FELIX FIXIT!

That should be my new employee’s name! In the army of people apparently leaving in my head, I have just uncovered a new very useful one. He is Felix Fixit. Felix just likes to fix things, everything, whether it’s knitting or living, he just wants to fixit, everything and everyone! he’s not done a bad job on me actually because I have not always given much credit to the army of helpers up there, but lately I am becoming much better, And I wouldn’t be surprise that I got a bit of help from Felix. I mean I have been in pretty bad states, but Felix Fixit has always found a way or a thought to get me out of trouble’s hands. No matter how much I love trouble, Felix Fixit always came and rescued me from his evil ways! Trouble and his cousin Despair were my best companion for as far as I can remember. They were like a metal shutter and I couldn’t see past them, but Felix Fixit pulled the curtain and now I see better.
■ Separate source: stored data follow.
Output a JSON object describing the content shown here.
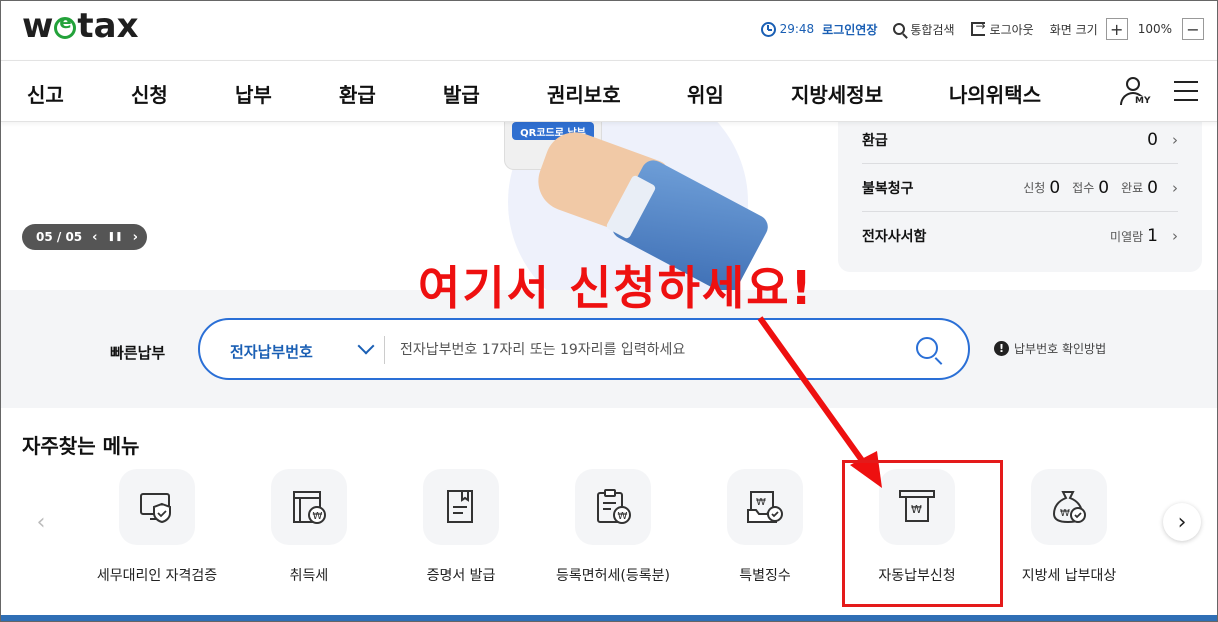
{
  "header": {
    "logo_prefix": "w",
    "logo_suffix": "tax",
    "timer": "29:48",
    "extend_label": "로그인연장",
    "search_label": "통합검색",
    "logout_label": "로그아웃",
    "zoom_label": "화면 크기",
    "zoom_in": "+",
    "zoom_value": "100%",
    "zoom_out": "−"
  },
  "nav": {
    "items": [
      "신고",
      "신청",
      "납부",
      "환급",
      "발급",
      "권리보호",
      "위임",
      "지방세정보",
      "나의위택스"
    ],
    "my_badge": "MY"
  },
  "hero": {
    "qr_button": "QR코드로 납부",
    "slide_counter": "05 / 05",
    "prev": "‹",
    "pause": "❚❚",
    "next": "›"
  },
  "status": {
    "rows": [
      {
        "label": "환급",
        "value": "0"
      },
      {
        "label": "불복청구",
        "sub1": "신청",
        "v1": "0",
        "sub2": "접수",
        "v2": "0",
        "sub3": "완료",
        "v3": "0"
      },
      {
        "label": "전자사서함",
        "sub": "미열람",
        "value": "1"
      }
    ]
  },
  "quickpay": {
    "label": "빠른납부",
    "select_value": "전자납부번호",
    "placeholder": "전자납부번호 17자리 또는 19자리를 입력하세요",
    "help": "납부번호 확인방법"
  },
  "freq": {
    "title": "자주찾는 메뉴",
    "items": [
      {
        "label": "세무대리인 자격검증",
        "icon": "monitor-shield-icon"
      },
      {
        "label": "취득세",
        "icon": "building-won-icon"
      },
      {
        "label": "증명서 발급",
        "icon": "document-icon"
      },
      {
        "label": "등록면허세(등록분)",
        "icon": "clipboard-won-icon"
      },
      {
        "label": "특별징수",
        "icon": "box-check-icon"
      },
      {
        "label": "자동납부신청",
        "icon": "receipt-atm-icon"
      },
      {
        "label": "지방세 납부대상",
        "icon": "money-bag-check-icon"
      }
    ],
    "prev": "‹",
    "next": "›"
  },
  "annotation": {
    "text": "여기서 신청하세요!"
  },
  "colors": {
    "brand_blue": "#2a6fd6",
    "annotation_red": "#ee1010",
    "logo_green": "#23a23a"
  }
}
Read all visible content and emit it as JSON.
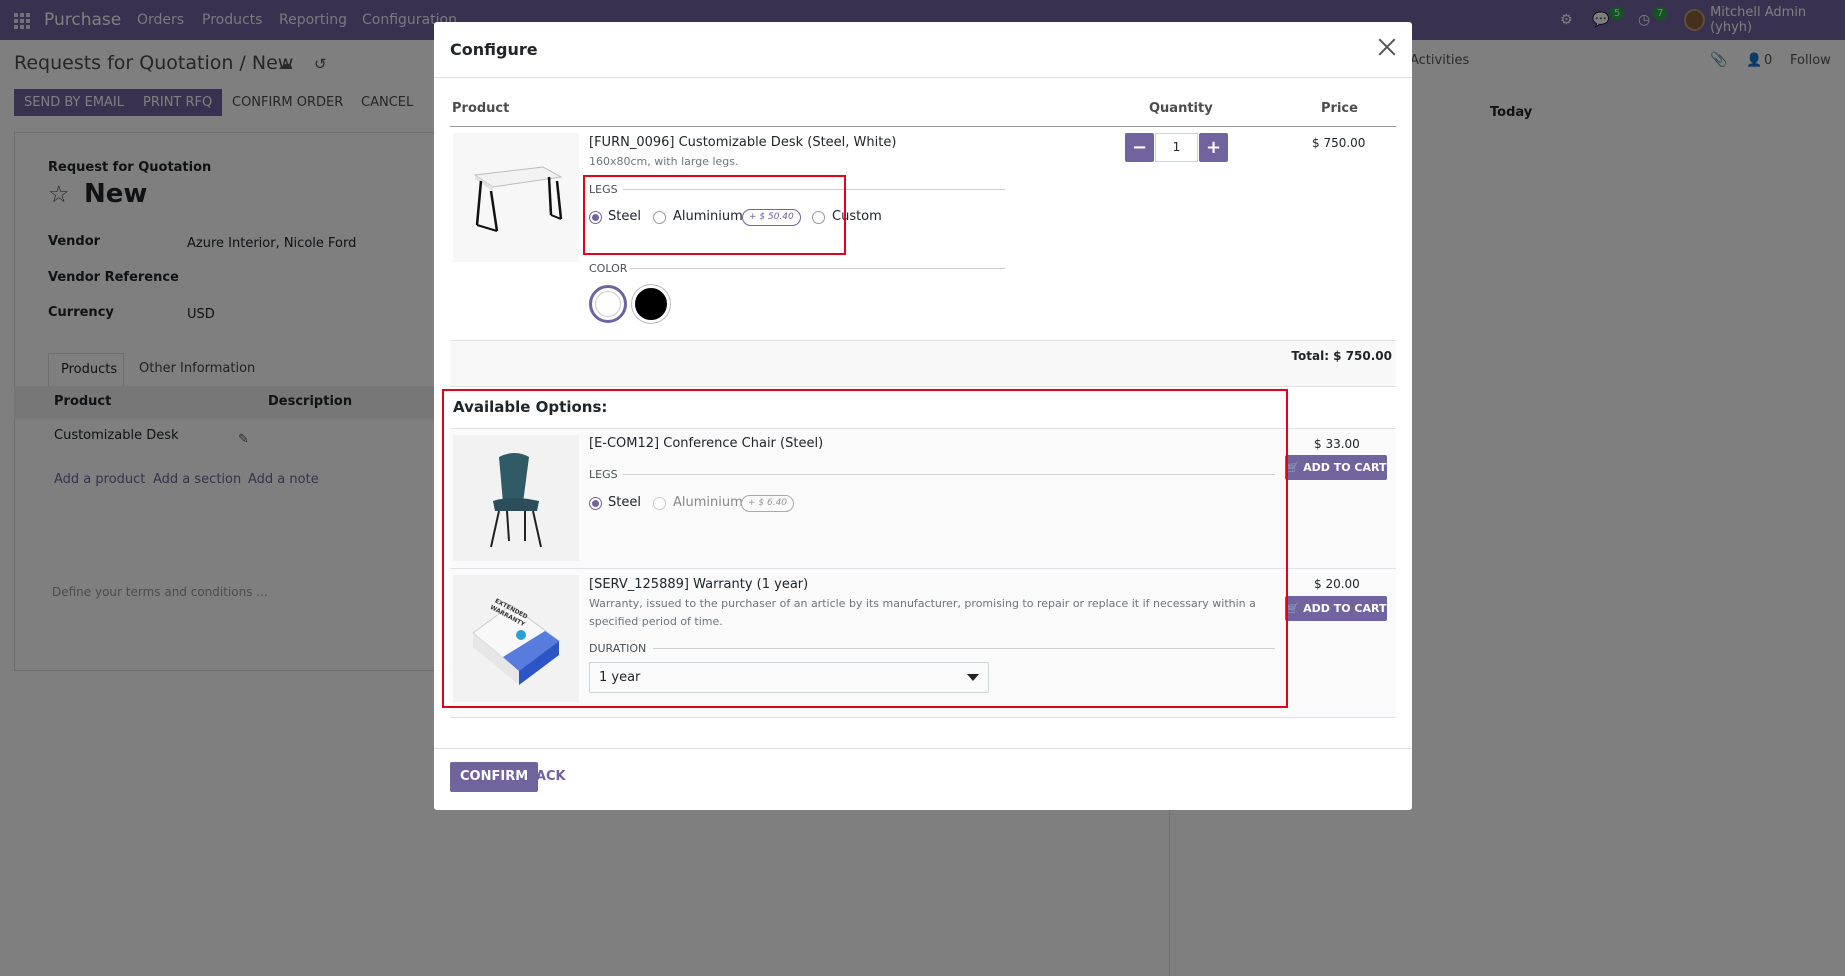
{
  "navbar": {
    "brand": "Purchase",
    "menu": [
      "Orders",
      "Products",
      "Reporting",
      "Configuration"
    ],
    "messages_count": "5",
    "activities_count": "7",
    "user": "Mitchell Admin (yhyh)"
  },
  "background": {
    "breadcrumb": "Requests for Quotation / New",
    "buttons": [
      "SEND BY EMAIL",
      "PRINT RFQ",
      "CONFIRM ORDER",
      "CANCEL"
    ],
    "form_title_small": "Request for Quotation",
    "form_title": "New",
    "fields": [
      {
        "label": "Vendor",
        "value": "Azure Interior, Nicole Ford"
      },
      {
        "label": "Vendor Reference",
        "value": ""
      },
      {
        "label": "Currency",
        "value": "USD"
      }
    ],
    "tabs": [
      "Products",
      "Other Information"
    ],
    "table_headers": [
      "Product",
      "Description"
    ],
    "line_product": "Customizable Desk",
    "add_links": [
      "Add a product",
      "Add a section",
      "Add a note"
    ],
    "terms_placeholder": "Define your terms and conditions ...",
    "chatter": {
      "activities": "Activities",
      "followers": "0",
      "follow": "Follow",
      "today": "Today"
    }
  },
  "modal": {
    "title": "Configure",
    "headers": {
      "product": "Product",
      "quantity": "Quantity",
      "price": "Price"
    },
    "main_product": {
      "name": "[FURN_0096] Customizable Desk (Steel, White)",
      "description": "160x80cm, with large legs.",
      "quantity": "1",
      "price": "$ 750.00",
      "legs_label": "LEGS",
      "legs_options": [
        "Steel",
        "Aluminium",
        "Custom"
      ],
      "legs_selected": "Steel",
      "aluminium_extra": "+ $ 50.40",
      "color_label": "COLOR",
      "colors": [
        "#ffffff",
        "#000000"
      ],
      "color_selected": "White"
    },
    "total": "Total: $ 750.00",
    "options_title": "Available Options:",
    "options": [
      {
        "name": "[E-COM12] Conference Chair (Steel)",
        "price": "$ 33.00",
        "attr_label": "LEGS",
        "legs_options": [
          "Steel",
          "Aluminium"
        ],
        "legs_selected": "Steel",
        "aluminium_extra": "+ $ 6.40",
        "button": "ADD TO CART"
      },
      {
        "name": "[SERV_125889] Warranty (1 year)",
        "description": "Warranty, issued to the purchaser of an article by its manufacturer, promising to repair or replace it if necessary within a specified period of time.",
        "price": "$ 20.00",
        "attr_label": "DURATION",
        "duration_value": "1 year",
        "button": "ADD TO CART",
        "image_text": "EXTENDED WARRANTY"
      }
    ],
    "footer": {
      "confirm": "CONFIRM",
      "back": "BACK"
    }
  },
  "accent_color": "#71639e",
  "highlight_color": "#e3001b"
}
And now here I am again, calling him to the rescue to show me how to reconcile motherhood and true happiness. And the one tools he gives me: a blog… and what can I win if he can fix this one: another baby! Right now I have no faith in him. There is no way I am having another baby in this small flat with no prospect of a better future. Life is great as it is. Bring a number 4 in the equation and I am fucked, we are fucked! But it’s OK, ‘cause Felix Fixit has a plan. I can feel it! Since I know he is here and playing in my team, I must say I feel in a better place. I know he’s at work right now, I know his game; I have seen it all before… I can start to recognise the layout, the fittings, the work at play. It is very familiar and the more he’s been living there the more I got to know him and now I recognise his presence. He feeds on creativity and freedom, not on motherhood and devotion unfortunately, but may be this time he is here to show me the 4 are not so incompatible after all. For the first time I think I trust him. Well for the first time I know he is here! Before that I think I just called him luck, so I didn’t give him much power. Just a nice push here and there, to feel like I am on track, but not this time. This time I don’t just want to feel on track, I want him to show me the way. I have no idea how he’s going to manage that “tour de force”, to reconcile my 20’s and my 30’s, but if he pulls it off, it would be my 40’s best present… From myself to myself! Never better served than by the self as we say “chez moi!”